Falls sich der Verdacht auf H5N1 bestätige, sei das noch keine Katastrophe. Das bedeute nicht zwangsläufig, dass sich Nutzgeflügel oder gar Menschen infizierten. Die Seuche sei weiter eine Tierkrankheit, die nur im Ausnahmefall auf Menschen mit engem Kontakt zu infizierten Vögeln übergreife.

Auch Susanne Glasmacher vom Robert-Koch-Institut (RKI) in Berlin betonte im Gespräch mit der SZ: "Das Risiko, dass sich in Deutschland eine Pandemie entwickelt, wird durch die neuen Fälle nicht größer." Dies träte nur ein, wenn die H5N1-Viren die Fähigkeit erlangen würden, sich von Mensch zu Mensch auszubreiten. An der Krankheit, die zuerst 2003 in Asien aufgetreten war, sind mehr als 90 Menschen gestorben.

Krisentreffen der EU-Staaten

"Seit gestern ist es offiziell, dass wir die Vogelgrippe haben", sagte der steirische Landwirtschaftsminister Johann Seitinger am Nachmittag im österreichischen Graz. In den vergangenen Tagen waren im Grenzgebiet zu Slowenien 21 tote Vögel gefunden worden. Erste Tests ergaben, dass bei zwei Schwänen eine Infektion mit einem H5-Virus vorlag.

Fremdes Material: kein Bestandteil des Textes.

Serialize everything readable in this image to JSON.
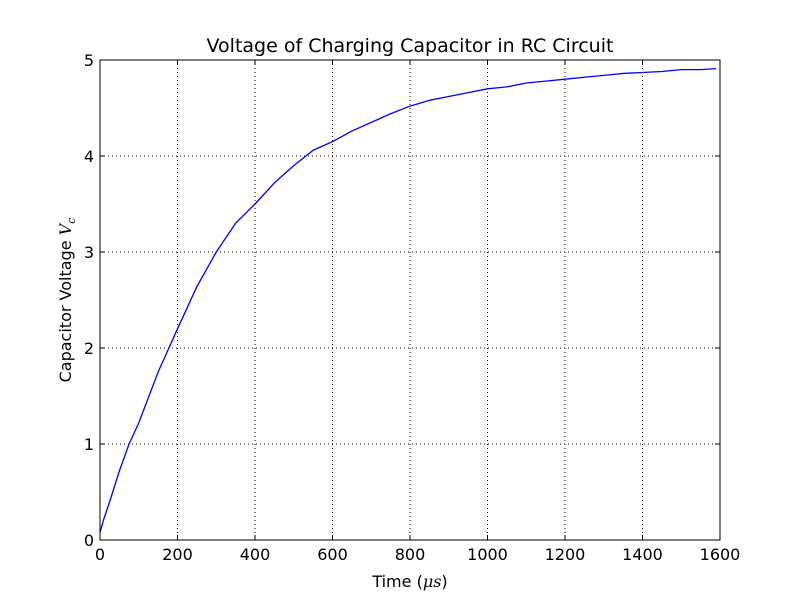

Jetzt müsse nur noch geklärt werden, "ob die Schwäne das H5N1-Virus in sich tragen", sagte Seitinger. Auch die österreichischen Proben werden im EU-Labor in Weybridge analysiert. In Graz hieß es, die Wahrscheinlichkeit für H5N1 liege bei 70 Prozent. Laut EU-Kommissionssprecher Philip Tod besteht "ein starker Verdacht".

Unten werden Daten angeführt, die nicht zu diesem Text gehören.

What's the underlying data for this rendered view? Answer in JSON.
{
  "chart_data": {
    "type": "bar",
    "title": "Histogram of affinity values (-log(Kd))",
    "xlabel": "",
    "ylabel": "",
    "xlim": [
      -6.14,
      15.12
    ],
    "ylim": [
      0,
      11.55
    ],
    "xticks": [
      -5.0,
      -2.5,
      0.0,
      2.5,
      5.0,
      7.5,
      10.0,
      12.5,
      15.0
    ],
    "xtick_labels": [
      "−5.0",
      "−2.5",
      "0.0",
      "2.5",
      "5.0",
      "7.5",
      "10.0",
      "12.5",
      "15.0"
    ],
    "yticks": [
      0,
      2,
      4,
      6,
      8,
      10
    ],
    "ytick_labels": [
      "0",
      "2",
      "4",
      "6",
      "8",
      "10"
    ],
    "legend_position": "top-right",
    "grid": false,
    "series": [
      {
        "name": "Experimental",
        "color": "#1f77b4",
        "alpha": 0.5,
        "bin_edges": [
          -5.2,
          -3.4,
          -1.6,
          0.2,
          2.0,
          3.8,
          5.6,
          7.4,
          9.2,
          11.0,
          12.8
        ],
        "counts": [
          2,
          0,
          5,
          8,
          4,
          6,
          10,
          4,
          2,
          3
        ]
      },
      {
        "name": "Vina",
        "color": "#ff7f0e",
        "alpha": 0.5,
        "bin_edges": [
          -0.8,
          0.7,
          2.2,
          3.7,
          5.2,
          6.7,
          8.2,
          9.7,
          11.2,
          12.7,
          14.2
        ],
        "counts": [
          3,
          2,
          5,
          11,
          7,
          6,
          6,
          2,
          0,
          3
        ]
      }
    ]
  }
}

Susanne Glasmacher vom RKI warnte dagegen vor voreiligen Schlüssen: "Ich frage mich, woher man wissen will, dass es sich mit 70 Prozent Wahrscheinlichkeit um H5N1 handelt."

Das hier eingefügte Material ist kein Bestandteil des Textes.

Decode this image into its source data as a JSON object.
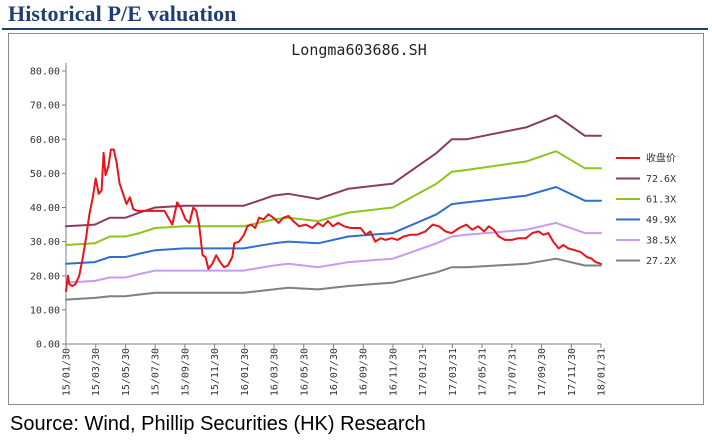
{
  "header": {
    "title": "Historical P/E valuation"
  },
  "footer": {
    "source": "Source:  Wind, Phillip Securities (HK) Research"
  },
  "colors": {
    "title": "#1F3E73",
    "price": "#E8141B",
    "band_72_6": "#8B3A62",
    "band_61_3": "#8CC41E",
    "band_49_9": "#2F6FD0",
    "band_38_5": "#C79BF0",
    "band_27_2": "#808080"
  },
  "chart_data": {
    "type": "line",
    "title": "Longma603686.SH",
    "xlabel": "",
    "ylabel": "",
    "ylim": [
      0,
      80
    ],
    "yticks": [
      "0.00",
      "10.00",
      "20.00",
      "30.00",
      "40.00",
      "50.00",
      "60.00",
      "70.00",
      "80.00"
    ],
    "xticks": [
      "15/01/30",
      "15/03/30",
      "15/05/30",
      "15/07/30",
      "15/09/30",
      "15/11/30",
      "16/01/30",
      "16/03/30",
      "16/05/30",
      "16/07/30",
      "16/09/30",
      "16/11/30",
      "17/01/31",
      "17/03/31",
      "17/05/31",
      "17/07/31",
      "17/09/30",
      "17/11/30",
      "18/01/31"
    ],
    "grid": false,
    "legend_position": "right",
    "series": [
      {
        "name": "收盘价",
        "color": "#E8141B",
        "width": 2,
        "points": [
          [
            "2015-01-30",
            15.5
          ],
          [
            "2015-02-03",
            20.0
          ],
          [
            "2015-02-06",
            17.5
          ],
          [
            "2015-02-12",
            17.0
          ],
          [
            "2015-02-18",
            17.5
          ],
          [
            "2015-02-26",
            20.0
          ],
          [
            "2015-03-05",
            25.0
          ],
          [
            "2015-03-12",
            31.0
          ],
          [
            "2015-03-19",
            38.0
          ],
          [
            "2015-03-26",
            43.0
          ],
          [
            "2015-04-01",
            48.5
          ],
          [
            "2015-04-07",
            44.0
          ],
          [
            "2015-04-13",
            45.0
          ],
          [
            "2015-04-17",
            56.0
          ],
          [
            "2015-04-21",
            49.5
          ],
          [
            "2015-04-27",
            52.0
          ],
          [
            "2015-05-02",
            57.0
          ],
          [
            "2015-05-08",
            57.0
          ],
          [
            "2015-05-14",
            53.0
          ],
          [
            "2015-05-20",
            47.0
          ],
          [
            "2015-05-27",
            44.0
          ],
          [
            "2015-06-03",
            41.0
          ],
          [
            "2015-06-10",
            43.0
          ],
          [
            "2015-06-17",
            39.5
          ],
          [
            "2015-06-26",
            39.0
          ],
          [
            "2015-07-15",
            39.0
          ],
          [
            "2015-08-05",
            39.0
          ],
          [
            "2015-08-20",
            39.0
          ],
          [
            "2015-08-28",
            37.0
          ],
          [
            "2015-09-05",
            35.0
          ],
          [
            "2015-09-15",
            41.5
          ],
          [
            "2015-09-22",
            40.0
          ],
          [
            "2015-10-02",
            36.5
          ],
          [
            "2015-10-10",
            35.5
          ],
          [
            "2015-10-18",
            40.0
          ],
          [
            "2015-10-24",
            39.0
          ],
          [
            "2015-10-30",
            35.0
          ],
          [
            "2015-11-06",
            26.0
          ],
          [
            "2015-11-12",
            25.5
          ],
          [
            "2015-11-18",
            22.0
          ],
          [
            "2015-11-26",
            23.5
          ],
          [
            "2015-12-04",
            26.0
          ],
          [
            "2015-12-12",
            24.0
          ],
          [
            "2015-12-20",
            22.5
          ],
          [
            "2015-12-28",
            23.0
          ],
          [
            "2016-01-06",
            25.5
          ],
          [
            "2016-01-10",
            29.5
          ],
          [
            "2016-01-20",
            30.0
          ],
          [
            "2016-01-30",
            32.0
          ],
          [
            "2016-02-06",
            34.5
          ],
          [
            "2016-02-14",
            35.0
          ],
          [
            "2016-02-22",
            34.0
          ],
          [
            "2016-03-01",
            37.0
          ],
          [
            "2016-03-10",
            36.5
          ],
          [
            "2016-03-20",
            38.0
          ],
          [
            "2016-03-30",
            37.0
          ],
          [
            "2016-04-10",
            35.5
          ],
          [
            "2016-04-20",
            37.0
          ],
          [
            "2016-04-30",
            37.5
          ],
          [
            "2016-05-10",
            36.0
          ],
          [
            "2016-05-22",
            34.5
          ],
          [
            "2016-06-05",
            35.0
          ],
          [
            "2016-06-18",
            34.0
          ],
          [
            "2016-06-30",
            35.5
          ],
          [
            "2016-07-10",
            34.5
          ],
          [
            "2016-07-20",
            36.0
          ],
          [
            "2016-07-30",
            34.5
          ],
          [
            "2016-08-10",
            35.5
          ],
          [
            "2016-08-22",
            34.5
          ],
          [
            "2016-09-05",
            34.0
          ],
          [
            "2016-09-25",
            34.0
          ],
          [
            "2016-10-06",
            32.0
          ],
          [
            "2016-10-15",
            33.0
          ],
          [
            "2016-10-25",
            30.0
          ],
          [
            "2016-11-05",
            31.0
          ],
          [
            "2016-11-15",
            30.5
          ],
          [
            "2016-11-28",
            31.0
          ],
          [
            "2016-12-10",
            30.5
          ],
          [
            "2016-12-22",
            31.5
          ],
          [
            "2017-01-05",
            32.0
          ],
          [
            "2017-01-18",
            32.0
          ],
          [
            "2017-02-05",
            33.0
          ],
          [
            "2017-02-20",
            35.0
          ],
          [
            "2017-03-05",
            34.5
          ],
          [
            "2017-03-18",
            33.0
          ],
          [
            "2017-03-31",
            32.5
          ],
          [
            "2017-04-15",
            34.0
          ],
          [
            "2017-04-30",
            35.0
          ],
          [
            "2017-05-12",
            33.5
          ],
          [
            "2017-05-24",
            34.5
          ],
          [
            "2017-06-05",
            33.0
          ],
          [
            "2017-06-15",
            34.5
          ],
          [
            "2017-06-25",
            33.5
          ],
          [
            "2017-07-05",
            31.5
          ],
          [
            "2017-07-18",
            30.5
          ],
          [
            "2017-08-01",
            30.5
          ],
          [
            "2017-08-15",
            31.0
          ],
          [
            "2017-08-30",
            31.0
          ],
          [
            "2017-09-12",
            32.5
          ],
          [
            "2017-09-25",
            33.0
          ],
          [
            "2017-10-05",
            32.0
          ],
          [
            "2017-10-15",
            32.5
          ],
          [
            "2017-10-25",
            30.0
          ],
          [
            "2017-11-05",
            28.0
          ],
          [
            "2017-11-15",
            29.0
          ],
          [
            "2017-11-25",
            28.0
          ],
          [
            "2017-12-08",
            27.5
          ],
          [
            "2017-12-20",
            27.0
          ],
          [
            "2018-01-02",
            25.5
          ],
          [
            "2018-01-12",
            25.0
          ],
          [
            "2018-01-20",
            24.0
          ],
          [
            "2018-01-31",
            23.5
          ]
        ]
      },
      {
        "name": "72.6X",
        "color": "#8B3A62",
        "width": 2,
        "points": [
          [
            "2015-01-30",
            34.5
          ],
          [
            "2015-03-30",
            35.0
          ],
          [
            "2015-04-30",
            37.0
          ],
          [
            "2015-06-01",
            37.0
          ],
          [
            "2015-06-30",
            38.5
          ],
          [
            "2015-08-01",
            40.0
          ],
          [
            "2015-09-30",
            40.5
          ],
          [
            "2015-12-31",
            40.5
          ],
          [
            "2016-01-29",
            40.5
          ],
          [
            "2016-03-31",
            43.5
          ],
          [
            "2016-04-30",
            44.0
          ],
          [
            "2016-06-30",
            42.5
          ],
          [
            "2016-08-31",
            45.5
          ],
          [
            "2016-11-30",
            47.0
          ],
          [
            "2017-02-28",
            56.0
          ],
          [
            "2017-03-31",
            60.0
          ],
          [
            "2017-04-30",
            60.0
          ],
          [
            "2017-08-31",
            63.5
          ],
          [
            "2017-10-31",
            67.0
          ],
          [
            "2017-12-29",
            61.0
          ],
          [
            "2018-01-31",
            61.0
          ]
        ]
      },
      {
        "name": "61.3X",
        "color": "#8CC41E",
        "width": 2,
        "points": [
          [
            "2015-01-30",
            29.0
          ],
          [
            "2015-03-30",
            29.5
          ],
          [
            "2015-04-30",
            31.5
          ],
          [
            "2015-06-01",
            31.5
          ],
          [
            "2015-06-30",
            32.5
          ],
          [
            "2015-08-01",
            34.0
          ],
          [
            "2015-09-30",
            34.5
          ],
          [
            "2015-12-31",
            34.5
          ],
          [
            "2016-01-29",
            34.5
          ],
          [
            "2016-03-31",
            36.5
          ],
          [
            "2016-04-30",
            37.0
          ],
          [
            "2016-06-30",
            36.0
          ],
          [
            "2016-08-31",
            38.5
          ],
          [
            "2016-11-30",
            40.0
          ],
          [
            "2017-02-28",
            47.0
          ],
          [
            "2017-03-31",
            50.5
          ],
          [
            "2017-04-30",
            51.0
          ],
          [
            "2017-08-31",
            53.5
          ],
          [
            "2017-10-31",
            56.5
          ],
          [
            "2017-12-29",
            51.5
          ],
          [
            "2018-01-31",
            51.5
          ]
        ]
      },
      {
        "name": "49.9X",
        "color": "#2F6FD0",
        "width": 2,
        "points": [
          [
            "2015-01-30",
            23.5
          ],
          [
            "2015-03-30",
            24.0
          ],
          [
            "2015-04-30",
            25.5
          ],
          [
            "2015-06-01",
            25.5
          ],
          [
            "2015-06-30",
            26.5
          ],
          [
            "2015-08-01",
            27.5
          ],
          [
            "2015-09-30",
            28.0
          ],
          [
            "2015-12-31",
            28.0
          ],
          [
            "2016-01-29",
            28.0
          ],
          [
            "2016-03-31",
            29.5
          ],
          [
            "2016-04-30",
            30.0
          ],
          [
            "2016-06-30",
            29.5
          ],
          [
            "2016-08-31",
            31.5
          ],
          [
            "2016-11-30",
            32.5
          ],
          [
            "2017-02-28",
            38.0
          ],
          [
            "2017-03-31",
            41.0
          ],
          [
            "2017-04-30",
            41.5
          ],
          [
            "2017-08-31",
            43.5
          ],
          [
            "2017-10-31",
            46.0
          ],
          [
            "2017-12-29",
            42.0
          ],
          [
            "2018-01-31",
            42.0
          ]
        ]
      },
      {
        "name": "38.5X",
        "color": "#C79BF0",
        "width": 2,
        "points": [
          [
            "2015-01-30",
            18.0
          ],
          [
            "2015-03-30",
            18.5
          ],
          [
            "2015-04-30",
            19.5
          ],
          [
            "2015-06-01",
            19.5
          ],
          [
            "2015-06-30",
            20.5
          ],
          [
            "2015-08-01",
            21.5
          ],
          [
            "2015-09-30",
            21.5
          ],
          [
            "2015-12-31",
            21.5
          ],
          [
            "2016-01-29",
            21.5
          ],
          [
            "2016-03-31",
            23.0
          ],
          [
            "2016-04-30",
            23.5
          ],
          [
            "2016-06-30",
            22.5
          ],
          [
            "2016-08-31",
            24.0
          ],
          [
            "2016-11-30",
            25.0
          ],
          [
            "2017-02-28",
            29.5
          ],
          [
            "2017-03-31",
            31.5
          ],
          [
            "2017-04-30",
            32.0
          ],
          [
            "2017-08-31",
            33.5
          ],
          [
            "2017-10-31",
            35.5
          ],
          [
            "2017-12-29",
            32.5
          ],
          [
            "2018-01-31",
            32.5
          ]
        ]
      },
      {
        "name": "27.2X",
        "color": "#808080",
        "width": 2,
        "points": [
          [
            "2015-01-30",
            13.0
          ],
          [
            "2015-03-30",
            13.5
          ],
          [
            "2015-04-30",
            14.0
          ],
          [
            "2015-06-01",
            14.0
          ],
          [
            "2015-06-30",
            14.5
          ],
          [
            "2015-08-01",
            15.0
          ],
          [
            "2015-09-30",
            15.0
          ],
          [
            "2015-12-31",
            15.0
          ],
          [
            "2016-01-29",
            15.0
          ],
          [
            "2016-03-31",
            16.0
          ],
          [
            "2016-04-30",
            16.5
          ],
          [
            "2016-06-30",
            16.0
          ],
          [
            "2016-08-31",
            17.0
          ],
          [
            "2016-11-30",
            18.0
          ],
          [
            "2017-02-28",
            21.0
          ],
          [
            "2017-03-31",
            22.5
          ],
          [
            "2017-04-30",
            22.5
          ],
          [
            "2017-08-31",
            23.5
          ],
          [
            "2017-10-31",
            25.0
          ],
          [
            "2017-12-29",
            23.0
          ],
          [
            "2018-01-31",
            23.0
          ]
        ]
      }
    ]
  }
}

Die österreichischen Behörden sicherten der EU-Kommission Schutzmaßnahmen zu. So muss zum Beispiel Geflügel im Umkreis von drei Kilometern um den Fundort für zunächst 30 Tage in den Ställen bleiben. Am Wochenende hatte das H5N1-Virus erstmals die EU erreicht. Fälle gab es in Italien und Griechenland, ein Verdacht besteht zudem in Slowenien.

Die Veterinärexperten der EU-Mitgliedstaaten wollen am Mittwoch und Donnerstag über Schutzmaßnahmen beraten.